Comme l’a précisé la conseillère d’Etat Fabienne Fischer, qui espère que la décision rendue «contribuera à la régulation des économies de plateforme en Suisse, l’Etat poursuit son examen du modèle économique développé par Uber à la suite de l’arrêt du Tribunal fédéral. En juin dernier, la firme a transféré 800 contrats de travail à une société de portage salarial MITC Mobility. Néanmoins, l’interdiction d’exercer qui avait frappé Uber a été suspendue provisoirement.
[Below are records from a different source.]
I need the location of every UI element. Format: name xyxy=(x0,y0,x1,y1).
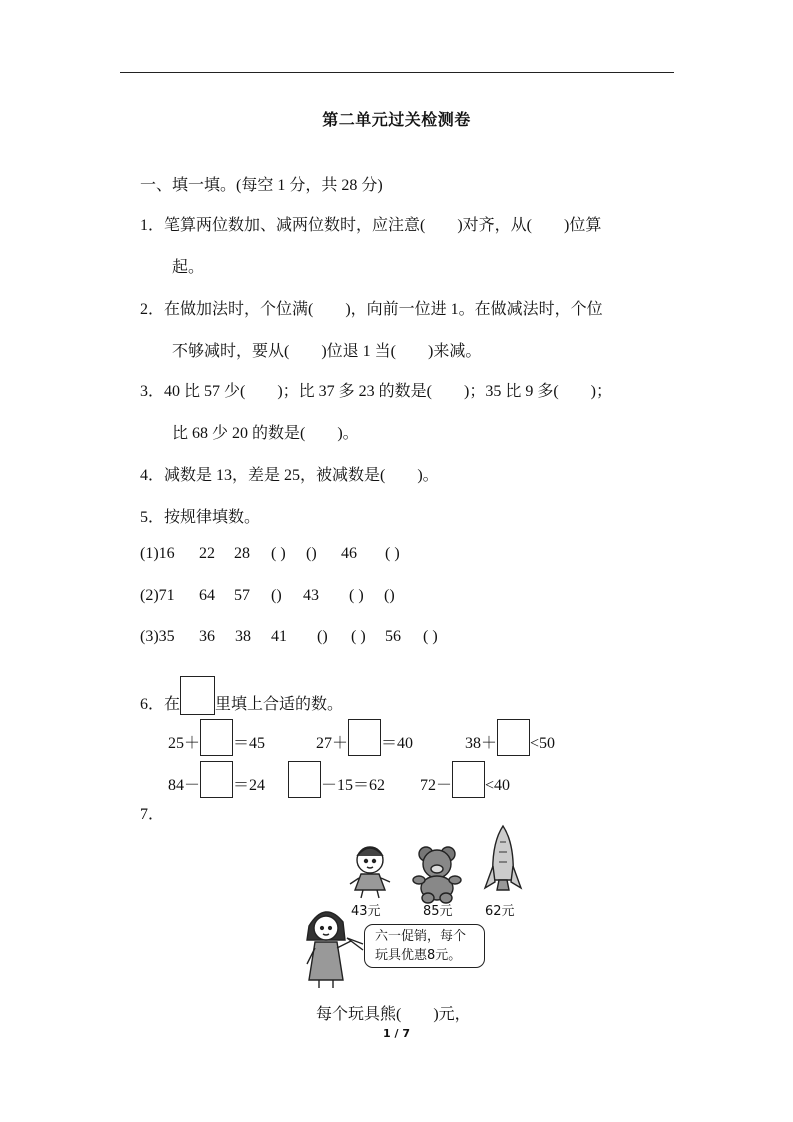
q1-line1: 1．笔算两位数加、减两位数时，应注意( )对齐，从( )位算 xyxy=(140,217,602,234)
q3-line2: 比 68 少 20 的数是( )。 xyxy=(172,425,359,442)
seq-cell: ( ) xyxy=(423,628,438,645)
answer-box[interactable] xyxy=(497,719,530,756)
answer-box[interactable] xyxy=(200,761,233,798)
seq-cell: 57 xyxy=(234,587,250,604)
q6-eq-2 xyxy=(316,719,413,756)
answer-box[interactable] xyxy=(200,719,233,756)
price-rocket: 62元 xyxy=(485,904,515,919)
teddy-bear-icon xyxy=(413,847,461,903)
eq-left: 27＋ xyxy=(316,735,349,752)
page-number: 1 / 7 xyxy=(383,1027,410,1040)
q6-eq-3 xyxy=(465,719,555,756)
eq-right: ＝40 xyxy=(381,735,414,752)
seq-cell: () xyxy=(317,628,328,645)
speech-bubble xyxy=(364,924,485,968)
answer-box[interactable] xyxy=(452,761,485,798)
price-doll: 43元 xyxy=(351,904,381,919)
seq-cell: () xyxy=(306,545,317,562)
eq-right: ＝24 xyxy=(233,777,266,794)
seq-cell: () xyxy=(271,587,282,604)
seq-cell: 36 xyxy=(199,628,215,645)
eq-right: ＝45 xyxy=(233,735,266,752)
seq-cell: 38 xyxy=(235,628,251,645)
seq-cell: 28 xyxy=(234,545,250,562)
girl-icon xyxy=(307,912,353,988)
seq-cell: ( ) xyxy=(271,545,286,562)
seq-cell: 56 xyxy=(385,628,401,645)
q6-instruction xyxy=(140,676,343,715)
q7-question: 每个玩具熊( )元， xyxy=(316,1006,471,1023)
q6-eq-6 xyxy=(420,761,510,798)
seq-cell: 22 xyxy=(199,545,215,562)
q7-number: 7． xyxy=(140,806,165,823)
doll-icon xyxy=(350,847,390,898)
seq-cell: 64 xyxy=(199,587,215,604)
eq-right: <50 xyxy=(530,735,556,752)
eq-left: 25＋ xyxy=(168,735,201,752)
q6-prefix: 6．在 xyxy=(140,696,181,713)
q5-heading: 5．按规律填数。 xyxy=(140,509,261,526)
q4: 4．减数是 13，差是 25，被减数是( )。 xyxy=(140,467,439,484)
price-bear: 85元 xyxy=(423,904,453,919)
speech-bubble-tail xyxy=(347,938,363,950)
seq-cell: ( ) xyxy=(385,545,400,562)
seq-cell: 41 xyxy=(271,628,287,645)
answer-box[interactable] xyxy=(288,761,321,798)
seq-cell: ( ) xyxy=(351,628,366,645)
header-rule xyxy=(120,72,674,73)
rocket-icon xyxy=(485,826,521,890)
q2-line1: 2．在做加法时，个位满( )，向前一位进 1。在做减法时，个位 xyxy=(140,301,603,318)
eq-left: 38＋ xyxy=(465,735,498,752)
answer-box[interactable] xyxy=(348,719,381,756)
seq-cell: (1)16 xyxy=(140,545,175,562)
q3-line1: 3．40 比 57 少( )；比 37 多 23 的数是( )；35 比 9 多( )； xyxy=(140,383,612,400)
eq-left: 84－ xyxy=(168,777,201,794)
q2-line2: 不够减时，要从( )位退 1 当( )来减。 xyxy=(172,343,482,360)
answer-box-sample xyxy=(180,676,215,715)
seq-cell: () xyxy=(384,587,395,604)
q6-eq-4 xyxy=(168,761,265,798)
bubble-line-1: 六一促销，每个 xyxy=(375,929,467,944)
eq-left: 72－ xyxy=(420,777,453,794)
q6-suffix: 里填上合适的数。 xyxy=(215,696,344,713)
seq-cell: 46 xyxy=(341,545,357,562)
eq-right: <40 xyxy=(485,777,511,794)
q6-eq-5 xyxy=(288,761,385,798)
q6-eq-1 xyxy=(168,719,265,756)
eq-right: －15＝62 xyxy=(321,777,386,794)
q1-line2: 起。 xyxy=(172,259,205,276)
page-title: 第二单元过关检测卷 xyxy=(322,110,471,129)
seq-cell: ( ) xyxy=(349,587,364,604)
bubble-line-2: 玩具优惠8元。 xyxy=(375,948,462,963)
seq-cell: (3)35 xyxy=(140,628,175,645)
seq-cell: 43 xyxy=(303,587,319,604)
section-heading: 一、填一填。(每空 1 分，共 28 分) xyxy=(140,177,383,194)
seq-cell: (2)71 xyxy=(140,587,175,604)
Ce qui a fortement courroucé les milieux professionnels du taxi. Estimant que l’Etat de Genève a «plié devant la toute-puissance de la multinationale», ils ont relevé, par le biais de leur avocat, Jacques Roulet, que cette décision viole la loi sur les taxis et les véhicules de transport avec chauffeur (VTC). Entrée en vigueur le 1er novembre, cette loi prévoit que l’autorisation d’exercer n’est donnée à une société que si elle est «à jour avec le paiement des cotisations sociales qui lui incombent». Cependant, l’Etat rappelle que les entreprises qui étaient, comme Uber, au bénéfice d’une autorisation sous l’ancienne loi disposent de six mois pour s’y adapter. Dans ce même intervalle, Uber devra aussi constituer un siège en Suisse pour exercer, puisque son domicile actuel se trouve aux Pays-Bas.